The approach involves running principal components analysis (PCA) on data sets containing daily average PM2.5 mass concentration, fire activity and two types of meteorological data: i) observed meteorological conditions with A.M.-reported meteorological forecast (PC-AM) and ii) observed meteorological conditions with P.M.-reported meteorological forecast (PC-PM). Both of these data sets contained 635 days of observed and modeled meteorological parameters. The first seven principal component scores explaining over 80% of the PM2.5 variance, were regressed against measured PM2.5 for a subset of days with simultaneous occurrence of PB activity. The importance of lag on sensitivities was examined by regressing principal component scores from day n against PM2.5 from days n (lag 0), n+1 (lag 1), and n+2 (lag 2).

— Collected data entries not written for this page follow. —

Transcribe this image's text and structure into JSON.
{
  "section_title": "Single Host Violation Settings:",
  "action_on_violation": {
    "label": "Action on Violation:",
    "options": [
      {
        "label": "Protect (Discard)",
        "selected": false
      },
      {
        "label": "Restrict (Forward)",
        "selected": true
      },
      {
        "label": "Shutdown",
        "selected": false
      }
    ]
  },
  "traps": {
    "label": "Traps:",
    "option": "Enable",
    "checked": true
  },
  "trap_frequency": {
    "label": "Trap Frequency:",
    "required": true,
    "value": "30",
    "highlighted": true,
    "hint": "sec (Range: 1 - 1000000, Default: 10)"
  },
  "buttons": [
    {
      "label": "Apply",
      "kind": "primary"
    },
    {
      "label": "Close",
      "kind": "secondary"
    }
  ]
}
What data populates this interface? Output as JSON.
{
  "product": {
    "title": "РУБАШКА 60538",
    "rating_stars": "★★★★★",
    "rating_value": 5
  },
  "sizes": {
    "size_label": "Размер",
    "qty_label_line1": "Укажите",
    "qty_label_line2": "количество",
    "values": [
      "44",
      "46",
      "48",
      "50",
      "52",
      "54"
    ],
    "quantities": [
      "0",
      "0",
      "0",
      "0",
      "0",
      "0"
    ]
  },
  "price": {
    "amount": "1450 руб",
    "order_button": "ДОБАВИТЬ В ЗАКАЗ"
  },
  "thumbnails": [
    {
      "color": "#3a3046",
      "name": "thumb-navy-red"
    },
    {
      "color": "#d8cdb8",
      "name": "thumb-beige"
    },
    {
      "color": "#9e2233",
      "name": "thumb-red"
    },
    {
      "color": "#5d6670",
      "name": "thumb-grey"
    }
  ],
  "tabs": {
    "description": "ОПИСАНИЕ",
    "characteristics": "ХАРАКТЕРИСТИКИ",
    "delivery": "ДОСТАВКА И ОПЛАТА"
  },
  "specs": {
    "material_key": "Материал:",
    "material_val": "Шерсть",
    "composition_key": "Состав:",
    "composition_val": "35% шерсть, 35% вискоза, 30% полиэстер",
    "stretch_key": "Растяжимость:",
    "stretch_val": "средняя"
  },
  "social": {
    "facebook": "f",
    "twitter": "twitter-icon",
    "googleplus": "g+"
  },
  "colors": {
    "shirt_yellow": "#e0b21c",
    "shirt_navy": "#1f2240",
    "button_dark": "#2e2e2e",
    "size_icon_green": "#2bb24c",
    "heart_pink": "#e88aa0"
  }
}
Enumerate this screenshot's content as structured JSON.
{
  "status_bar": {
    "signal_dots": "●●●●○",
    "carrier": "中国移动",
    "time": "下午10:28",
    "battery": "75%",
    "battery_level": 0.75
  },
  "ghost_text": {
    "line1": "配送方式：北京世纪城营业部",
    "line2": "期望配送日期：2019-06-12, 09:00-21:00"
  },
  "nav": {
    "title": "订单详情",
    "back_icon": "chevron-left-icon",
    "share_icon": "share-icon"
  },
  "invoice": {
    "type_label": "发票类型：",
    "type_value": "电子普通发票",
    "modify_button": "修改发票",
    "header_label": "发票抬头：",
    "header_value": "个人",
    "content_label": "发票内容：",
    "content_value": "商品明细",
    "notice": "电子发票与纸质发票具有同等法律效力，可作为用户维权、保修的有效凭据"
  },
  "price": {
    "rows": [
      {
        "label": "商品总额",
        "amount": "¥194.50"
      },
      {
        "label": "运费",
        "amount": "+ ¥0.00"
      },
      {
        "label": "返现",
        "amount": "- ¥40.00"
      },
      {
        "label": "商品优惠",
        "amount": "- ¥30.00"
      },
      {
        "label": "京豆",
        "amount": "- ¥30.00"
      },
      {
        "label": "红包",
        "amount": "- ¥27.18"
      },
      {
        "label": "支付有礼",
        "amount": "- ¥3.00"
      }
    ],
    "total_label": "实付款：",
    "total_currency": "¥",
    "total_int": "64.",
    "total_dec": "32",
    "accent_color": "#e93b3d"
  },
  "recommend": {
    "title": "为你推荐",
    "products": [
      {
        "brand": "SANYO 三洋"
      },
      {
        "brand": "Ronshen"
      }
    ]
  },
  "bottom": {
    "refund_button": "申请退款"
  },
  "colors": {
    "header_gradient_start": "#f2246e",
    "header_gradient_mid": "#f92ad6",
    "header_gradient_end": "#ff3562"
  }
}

This analysis shows that PB can have significant impact at lag 0 but this impact is not seen at greater lags; at lags 1 and 2, meteorology drives PM2.5 levels with PB smoldering emissions seemingly having negligible effect. For both PCA-AM and PCA-PM, at lag 0, i) PB contributes approximately 3 µg m-3 per 1000 acres burned, and ii) the same NWS forecast parameters characterizing atmospheric stability; e.g. Haines index, ventilation rate, wind speed and mixing height have similar importance in keeping ambient PM2.5 levels low. Thus, foresters can plan PB conduct the day before and still meet the objective of minimal impact on local PM2.5 pollution.